Pearson's article discusses the dangerous roving trend of free content on the internet in the wake of technology blooming for globalization. The attitude of self-proclaimed entitlement to other people's property has seeped into our society as a whole. It extends to intellectual property on a massive scale when giant corporates like Google and Amazon usurp a loop hole, claiming "fair use" to the works of writers and authors for so-called "educational purposes" in the crusade that "information wants to be free". Seriously, that is what's costing the income of writers. When 90%-98% of your work is available to the users of Google just for the taking, makes you wonder just where is the desire to fund your book writing where credit is due? This in effect drives writers into other industries and discontinue new writing. No new books to be published, because the literary industry reneges from supporting writers. Not that traditions are being broken, but the faith of literary income no longer promises security for writers.

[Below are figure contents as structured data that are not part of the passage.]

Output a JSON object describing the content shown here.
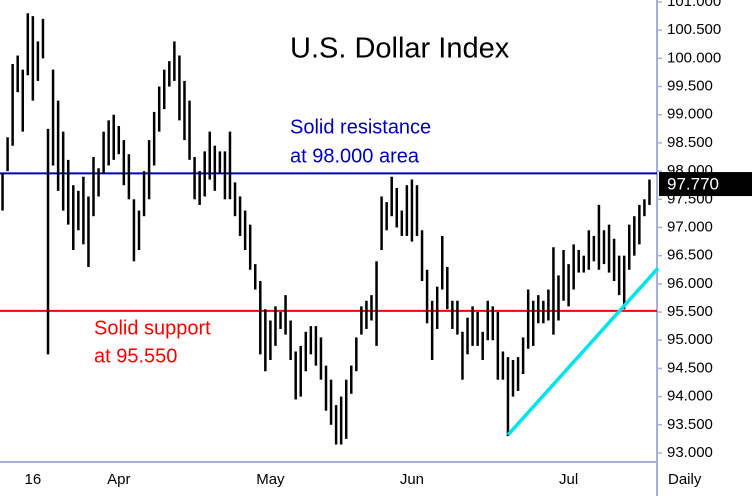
{
  "chart_data": {
    "type": "hilo",
    "title": "U.S. Dollar Index",
    "x_axis_label": "Daily",
    "color": "#000000",
    "categories": [
      null,
      null,
      null,
      null,
      null,
      null,
      "16",
      null,
      null,
      null,
      null,
      null,
      null,
      null,
      null,
      null,
      null,
      null,
      null,
      null,
      null,
      null,
      null,
      "Apr",
      null,
      null,
      null,
      null,
      null,
      null,
      null,
      null,
      null,
      null,
      null,
      null,
      null,
      null,
      null,
      null,
      null,
      null,
      null,
      null,
      null,
      null,
      null,
      null,
      null,
      null,
      null,
      null,
      null,
      "May",
      null,
      null,
      null,
      null,
      null,
      null,
      null,
      null,
      null,
      null,
      null,
      null,
      null,
      null,
      null,
      null,
      null,
      null,
      null,
      null,
      null,
      null,
      null,
      null,
      null,
      null,
      null,
      "Jun",
      null,
      null,
      null,
      null,
      null,
      null,
      null,
      null,
      null,
      null,
      null,
      null,
      null,
      null,
      null,
      null,
      null,
      null,
      null,
      null,
      null,
      null,
      null,
      null,
      null,
      null,
      null,
      null,
      null,
      null,
      "Jul",
      null,
      null,
      null,
      null,
      null,
      null,
      null,
      null,
      null,
      null,
      null,
      null,
      null,
      null,
      null,
      null
    ],
    "high": [
      97.95,
      98.6,
      99.9,
      100.05,
      99.8,
      100.8,
      100.75,
      100.3,
      100.7,
      98.75,
      99.8,
      99.25,
      98.7,
      98.2,
      97.75,
      97.65,
      97.9,
      97.55,
      98.25,
      98.05,
      98.7,
      98.9,
      99,
      98.8,
      98.55,
      98.3,
      97.5,
      97.3,
      98,
      98.55,
      99.05,
      99.5,
      99.8,
      99.95,
      100.3,
      100.05,
      99.6,
      99.25,
      98.25,
      98,
      98.35,
      98.7,
      98.45,
      98.35,
      98.35,
      98.7,
      97.8,
      97.55,
      97.3,
      97.05,
      96.35,
      96.05,
      95.55,
      95.35,
      95.6,
      95.5,
      95.8,
      95.35,
      94.8,
      94.9,
      95.15,
      95.25,
      95.25,
      95.05,
      94.55,
      94.3,
      93.85,
      94,
      94.3,
      94.55,
      95.05,
      95.6,
      95.7,
      95.8,
      96.4,
      97.55,
      97.45,
      97.9,
      97.7,
      97.3,
      97.75,
      97.85,
      97.75,
      96.95,
      96.25,
      95.7,
      95.95,
      96.85,
      96.3,
      95.7,
      95.7,
      95.15,
      95.4,
      95.6,
      95.5,
      95.15,
      95.7,
      95.6,
      95.5,
      94.8,
      94.7,
      94.65,
      94.7,
      95.05,
      95.9,
      95.7,
      95.8,
      95.7,
      95.9,
      96.65,
      96.15,
      96.6,
      96.35,
      96.7,
      96.6,
      96.5,
      96.95,
      96.85,
      97.4,
      96.95,
      97.05,
      96.8,
      96.5,
      96.5,
      97.05,
      97.2,
      97.4,
      97.5,
      97.85
    ],
    "low": [
      97.3,
      98,
      98.45,
      99.4,
      98.7,
      99.7,
      99.25,
      99.6,
      100,
      94.75,
      98.1,
      97.65,
      97.3,
      97.05,
      96.6,
      96.95,
      96.7,
      96.3,
      97.2,
      97.55,
      97.95,
      98.1,
      98.2,
      98.3,
      97.75,
      97.5,
      96.4,
      96.6,
      97.2,
      97.5,
      98.1,
      98.7,
      99.1,
      99.5,
      99.6,
      98.9,
      98.55,
      98.2,
      97.5,
      97.4,
      97.55,
      97.85,
      97.65,
      97.95,
      97.5,
      97.5,
      97.2,
      96.85,
      96.6,
      96.25,
      95.9,
      94.75,
      94.45,
      94.65,
      94.9,
      95.2,
      95.1,
      94.65,
      93.95,
      94,
      94.45,
      94.75,
      94.55,
      94.3,
      93.75,
      93.5,
      93.15,
      93.15,
      93.25,
      94.05,
      94.45,
      95.1,
      95.2,
      95.35,
      94.9,
      96.6,
      96.95,
      97.2,
      97,
      96.85,
      96.85,
      96.75,
      96.85,
      96.05,
      95.3,
      94.65,
      95.2,
      95.9,
      95.55,
      95.2,
      95.1,
      94.3,
      94.75,
      94.9,
      94.9,
      94.65,
      95,
      95,
      94.3,
      94.3,
      93.3,
      94,
      94.1,
      94.4,
      94.85,
      94.9,
      95.3,
      95.3,
      95.35,
      95.1,
      95.35,
      95.7,
      95.6,
      95.9,
      96.2,
      96.2,
      96.25,
      96.4,
      96.25,
      96.35,
      96.2,
      96.05,
      95.8,
      95.55,
      96.25,
      96.5,
      96.7,
      97.2,
      97.4
    ],
    "ylim": [
      92.84,
      101.035
    ],
    "yticks": [
      {
        "value": 93,
        "label": "93.000"
      },
      {
        "value": 93.5,
        "label": "93.500"
      },
      {
        "value": 94,
        "label": "94.000"
      },
      {
        "value": 94.5,
        "label": "94.500"
      },
      {
        "value": 95,
        "label": "95.000"
      },
      {
        "value": 95.5,
        "label": "95.500"
      },
      {
        "value": 96,
        "label": "96.000"
      },
      {
        "value": 96.5,
        "label": "96.500"
      },
      {
        "value": 97,
        "label": "97.000"
      },
      {
        "value": 97.5,
        "label": "97.500"
      },
      {
        "value": 98,
        "label": "98.000"
      },
      {
        "value": 98.5,
        "label": "98.500"
      },
      {
        "value": 99,
        "label": "99.000"
      },
      {
        "value": 99.5,
        "label": "99.500"
      },
      {
        "value": 100,
        "label": "100.000"
      },
      {
        "value": 100.5,
        "label": "100.500"
      },
      {
        "value": 101,
        "label": "101.000"
      }
    ],
    "last_price": {
      "value": 97.77,
      "label": "97.770"
    },
    "resistance": {
      "value": 97.96,
      "color": "#0000c0",
      "text": [
        "Solid resistance",
        "at 98.000 area"
      ]
    },
    "support": {
      "value": 95.52,
      "color": "#ff0000",
      "text": [
        "Solid support",
        "at 95.550"
      ]
    },
    "trendline": {
      "x": [
        100,
        129.7
      ],
      "values": [
        93.32,
        96.28
      ],
      "color": "#00e5ee"
    }
  }
}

I feel these companies do it with the backing of government turning the other way due to kick-back favors in using their inside technology that monitors everything we do over the internet. In other words, spying via internet which includes but not limited to phone conversations, chatting, texting, location, internet search usage, sharing pictures or whatever else content electronically----everything and anything that is related to the internet is up in the cloud storage server ready for the picking even though that may be illegal to retrieve. Yes, I know I sound like a nut case for writing this, but the price of free content must come from a tab somewhere. Who pays for it and why? Advertisements? If that is true, then why has Google pushed for their Adsense so much? How often do people buy on impulse anymore when the economy was on its way to slump into depression?
While people are protesting or demonstrating in the streets demanding "justice" at college campuses propagating targeted censorship of free speech, the cultural revolution has already begun under our noses. Just think of how Google's search engine limits our freedom to the content we want. Can you imagine the enormity in that ability?
If nothing is done to reverse the effects of these things, we are headed to the brink of a cultural desert. There will be fewer books to be written. We will be set back a generation or two, maybe three reading old material floating around the vast internet that egregiously shares copyrighted works currently.